В голове стучала только одна мысль: как вообще мог забыть о такой встрече? И почему Кира не напомнила мне о ней заранее? Она ведь всегда держит всё под контролем, всегда напоминает, страхует меня от подобных провалов. А теперь из-за её невнимательности я оказался в самой неловкой ситуации, где мне пришлось выкручиваться, врать всем в лицо, а последствия этой ошибки могут быть очень неприятными.
Я тяжело опустился в кресло, лихорадочно перебирая в голове, как теперь выправить ситуацию с чехами, и ждал, когда Кира войдёт, чтобы наконец разобраться, как всё это произошло.
Кира зашла неуверенно, почти испуганно – и в тот момент я не видел в ней ни молодого энтузиаста, ни старательного помощника. Мне казалось, что передо мной человек, который подвёл меня в самый ответственный момент. Попытался сдержать раздражение, но, увидев её растерянный взгляд, не выдержал.
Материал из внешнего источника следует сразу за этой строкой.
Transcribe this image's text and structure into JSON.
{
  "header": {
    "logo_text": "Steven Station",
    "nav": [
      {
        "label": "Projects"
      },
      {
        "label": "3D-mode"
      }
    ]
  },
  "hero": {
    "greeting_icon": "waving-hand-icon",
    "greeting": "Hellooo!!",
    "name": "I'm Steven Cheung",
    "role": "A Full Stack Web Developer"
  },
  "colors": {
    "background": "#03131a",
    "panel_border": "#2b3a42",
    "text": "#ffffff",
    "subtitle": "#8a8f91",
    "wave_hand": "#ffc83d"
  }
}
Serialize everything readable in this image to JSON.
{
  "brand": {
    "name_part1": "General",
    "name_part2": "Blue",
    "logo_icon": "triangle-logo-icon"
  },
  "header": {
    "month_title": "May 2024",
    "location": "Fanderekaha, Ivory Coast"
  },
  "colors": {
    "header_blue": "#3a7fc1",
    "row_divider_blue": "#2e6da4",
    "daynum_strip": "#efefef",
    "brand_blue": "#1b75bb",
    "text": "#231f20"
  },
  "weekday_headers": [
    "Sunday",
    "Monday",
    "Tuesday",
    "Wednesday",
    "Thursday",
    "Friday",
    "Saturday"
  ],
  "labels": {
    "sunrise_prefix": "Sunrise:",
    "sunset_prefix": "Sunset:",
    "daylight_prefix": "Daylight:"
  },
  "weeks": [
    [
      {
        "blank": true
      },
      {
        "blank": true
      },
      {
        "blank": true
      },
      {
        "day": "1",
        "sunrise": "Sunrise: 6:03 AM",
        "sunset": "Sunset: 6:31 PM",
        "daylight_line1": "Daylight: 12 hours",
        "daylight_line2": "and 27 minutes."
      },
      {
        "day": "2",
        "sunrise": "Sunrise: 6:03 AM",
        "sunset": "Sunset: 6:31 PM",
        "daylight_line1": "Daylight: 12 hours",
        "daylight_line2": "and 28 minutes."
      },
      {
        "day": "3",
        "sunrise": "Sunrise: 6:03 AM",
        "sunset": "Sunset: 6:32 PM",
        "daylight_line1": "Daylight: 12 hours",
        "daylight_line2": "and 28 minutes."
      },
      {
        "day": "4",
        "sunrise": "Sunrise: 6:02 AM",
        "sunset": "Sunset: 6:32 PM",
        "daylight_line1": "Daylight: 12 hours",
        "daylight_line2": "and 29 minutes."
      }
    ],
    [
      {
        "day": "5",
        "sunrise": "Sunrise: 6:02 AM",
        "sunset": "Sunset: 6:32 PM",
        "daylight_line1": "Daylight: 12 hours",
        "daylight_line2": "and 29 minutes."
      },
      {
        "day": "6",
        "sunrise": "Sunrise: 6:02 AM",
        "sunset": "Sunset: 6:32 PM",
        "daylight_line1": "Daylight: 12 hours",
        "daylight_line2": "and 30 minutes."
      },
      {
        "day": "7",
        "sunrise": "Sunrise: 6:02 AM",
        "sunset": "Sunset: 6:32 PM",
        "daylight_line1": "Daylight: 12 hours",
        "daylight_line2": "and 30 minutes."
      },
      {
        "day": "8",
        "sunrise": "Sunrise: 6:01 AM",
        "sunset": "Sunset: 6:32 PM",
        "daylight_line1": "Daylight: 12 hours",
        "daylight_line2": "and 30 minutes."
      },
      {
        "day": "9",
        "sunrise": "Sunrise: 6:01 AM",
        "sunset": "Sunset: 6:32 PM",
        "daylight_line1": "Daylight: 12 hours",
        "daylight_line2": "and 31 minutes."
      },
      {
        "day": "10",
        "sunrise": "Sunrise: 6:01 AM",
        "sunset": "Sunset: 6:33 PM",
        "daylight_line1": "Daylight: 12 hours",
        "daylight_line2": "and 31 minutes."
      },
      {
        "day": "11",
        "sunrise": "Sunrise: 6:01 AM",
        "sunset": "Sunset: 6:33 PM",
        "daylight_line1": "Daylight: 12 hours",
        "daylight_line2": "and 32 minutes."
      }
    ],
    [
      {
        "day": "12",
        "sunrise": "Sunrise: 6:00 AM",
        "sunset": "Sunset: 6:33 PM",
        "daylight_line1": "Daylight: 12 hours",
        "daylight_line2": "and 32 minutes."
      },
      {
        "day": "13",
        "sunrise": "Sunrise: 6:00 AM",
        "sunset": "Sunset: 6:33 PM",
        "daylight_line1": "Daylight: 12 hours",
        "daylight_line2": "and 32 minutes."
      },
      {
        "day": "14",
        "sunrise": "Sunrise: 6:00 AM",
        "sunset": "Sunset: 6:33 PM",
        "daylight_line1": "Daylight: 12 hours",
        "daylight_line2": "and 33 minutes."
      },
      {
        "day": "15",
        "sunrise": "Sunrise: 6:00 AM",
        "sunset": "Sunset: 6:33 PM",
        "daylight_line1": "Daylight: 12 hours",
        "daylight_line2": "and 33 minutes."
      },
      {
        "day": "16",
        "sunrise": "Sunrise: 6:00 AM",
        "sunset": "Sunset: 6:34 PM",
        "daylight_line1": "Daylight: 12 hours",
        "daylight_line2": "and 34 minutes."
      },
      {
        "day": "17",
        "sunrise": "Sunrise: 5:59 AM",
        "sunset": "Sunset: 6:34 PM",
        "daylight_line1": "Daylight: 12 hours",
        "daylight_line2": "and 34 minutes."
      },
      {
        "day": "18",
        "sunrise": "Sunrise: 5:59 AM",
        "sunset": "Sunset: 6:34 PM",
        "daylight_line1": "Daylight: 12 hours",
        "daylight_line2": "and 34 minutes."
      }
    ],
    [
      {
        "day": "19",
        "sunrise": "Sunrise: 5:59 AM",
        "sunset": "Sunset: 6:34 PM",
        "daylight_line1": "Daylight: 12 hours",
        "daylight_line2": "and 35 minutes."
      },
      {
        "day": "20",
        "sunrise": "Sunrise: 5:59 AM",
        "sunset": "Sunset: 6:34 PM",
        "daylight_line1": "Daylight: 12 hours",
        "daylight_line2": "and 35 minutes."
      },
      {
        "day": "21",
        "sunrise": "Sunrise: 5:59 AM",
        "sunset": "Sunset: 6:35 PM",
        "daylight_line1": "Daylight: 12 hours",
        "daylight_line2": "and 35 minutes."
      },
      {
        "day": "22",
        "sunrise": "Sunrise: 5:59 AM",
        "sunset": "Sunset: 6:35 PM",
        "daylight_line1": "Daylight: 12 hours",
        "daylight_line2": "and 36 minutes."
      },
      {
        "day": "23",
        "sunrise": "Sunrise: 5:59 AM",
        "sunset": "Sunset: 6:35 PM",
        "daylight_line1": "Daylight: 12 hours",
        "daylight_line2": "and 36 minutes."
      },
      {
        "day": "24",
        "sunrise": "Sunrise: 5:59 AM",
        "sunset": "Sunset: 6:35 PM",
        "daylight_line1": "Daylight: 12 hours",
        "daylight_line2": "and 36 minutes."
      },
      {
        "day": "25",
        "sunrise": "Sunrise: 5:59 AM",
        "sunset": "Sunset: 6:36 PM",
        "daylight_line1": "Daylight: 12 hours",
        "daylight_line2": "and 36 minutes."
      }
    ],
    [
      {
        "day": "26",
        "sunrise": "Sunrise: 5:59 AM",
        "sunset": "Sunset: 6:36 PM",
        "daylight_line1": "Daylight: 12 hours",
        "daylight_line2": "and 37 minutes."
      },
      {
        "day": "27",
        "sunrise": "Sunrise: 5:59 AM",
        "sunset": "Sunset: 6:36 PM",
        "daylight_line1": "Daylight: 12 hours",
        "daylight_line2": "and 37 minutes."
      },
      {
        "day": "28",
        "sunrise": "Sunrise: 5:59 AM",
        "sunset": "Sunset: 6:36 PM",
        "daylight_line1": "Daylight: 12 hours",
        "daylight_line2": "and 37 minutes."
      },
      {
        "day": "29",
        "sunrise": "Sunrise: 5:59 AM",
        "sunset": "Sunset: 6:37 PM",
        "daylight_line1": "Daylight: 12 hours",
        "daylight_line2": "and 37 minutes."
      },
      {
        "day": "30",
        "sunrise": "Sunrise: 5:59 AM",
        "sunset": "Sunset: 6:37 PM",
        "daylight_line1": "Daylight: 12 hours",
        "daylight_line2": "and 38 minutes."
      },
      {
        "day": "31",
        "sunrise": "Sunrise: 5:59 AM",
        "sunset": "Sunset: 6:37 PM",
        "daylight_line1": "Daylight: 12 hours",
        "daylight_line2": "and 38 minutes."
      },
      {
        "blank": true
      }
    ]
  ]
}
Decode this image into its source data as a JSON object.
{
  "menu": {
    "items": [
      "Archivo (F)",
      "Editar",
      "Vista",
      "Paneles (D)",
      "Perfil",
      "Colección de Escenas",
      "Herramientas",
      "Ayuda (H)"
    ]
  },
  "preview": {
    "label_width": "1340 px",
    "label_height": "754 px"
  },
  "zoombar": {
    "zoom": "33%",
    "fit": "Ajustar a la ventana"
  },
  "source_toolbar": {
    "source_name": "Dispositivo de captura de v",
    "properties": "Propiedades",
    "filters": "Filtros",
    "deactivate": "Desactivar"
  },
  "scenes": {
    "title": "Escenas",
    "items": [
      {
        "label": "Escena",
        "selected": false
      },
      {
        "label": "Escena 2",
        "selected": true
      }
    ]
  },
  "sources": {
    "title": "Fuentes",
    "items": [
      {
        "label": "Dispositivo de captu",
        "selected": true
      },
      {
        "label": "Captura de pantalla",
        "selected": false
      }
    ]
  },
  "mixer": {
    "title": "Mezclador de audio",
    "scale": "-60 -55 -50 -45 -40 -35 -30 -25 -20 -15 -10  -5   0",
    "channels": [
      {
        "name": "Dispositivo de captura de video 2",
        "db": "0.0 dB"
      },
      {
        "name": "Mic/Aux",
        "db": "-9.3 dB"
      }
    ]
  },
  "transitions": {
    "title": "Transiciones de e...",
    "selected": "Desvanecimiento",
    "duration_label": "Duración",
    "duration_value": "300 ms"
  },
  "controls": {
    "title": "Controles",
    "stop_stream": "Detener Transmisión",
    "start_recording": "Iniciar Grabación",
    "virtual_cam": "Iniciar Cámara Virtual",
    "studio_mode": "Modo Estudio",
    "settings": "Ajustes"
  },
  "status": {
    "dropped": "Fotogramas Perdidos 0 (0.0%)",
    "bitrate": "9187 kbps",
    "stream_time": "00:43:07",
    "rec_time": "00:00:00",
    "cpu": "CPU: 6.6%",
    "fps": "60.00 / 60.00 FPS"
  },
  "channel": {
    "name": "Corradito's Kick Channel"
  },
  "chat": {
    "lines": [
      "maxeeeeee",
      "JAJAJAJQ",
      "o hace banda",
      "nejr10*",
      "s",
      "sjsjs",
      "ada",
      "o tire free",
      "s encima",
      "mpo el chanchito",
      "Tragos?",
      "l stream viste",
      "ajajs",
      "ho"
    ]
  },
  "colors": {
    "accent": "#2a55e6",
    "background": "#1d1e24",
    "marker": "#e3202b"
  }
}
– Почему вы не напомнили мне о встрече с чехами?! – начал резко, но, не дождавшись ответа, уже почти сорвался на крик. – Это что за некомпетентность?! Вы – мой помощник, Кира, вы должны контролировать такие вопросы в первую очередь! Вы понимаете, что ваш промах поставил под угрозу очень крупную сделку?
Я продолжал говорить, всё больше теряя контроль над собой, не давая ей ни секунды вставить слово. Мне казалось, что из-за её нерасторопности, отсутствия организации и элементарной внимательности я оказался под ударом, и теперь придётся выкручиваться самому.
Кира стояла посреди кабинета, сжав руки на груди, будто пытаясь спрятаться от моих слов. Она попыталась что-то сказать – наверное, оправдаться, объяснить, что случилось, – но я не дал ей ни единого шанса.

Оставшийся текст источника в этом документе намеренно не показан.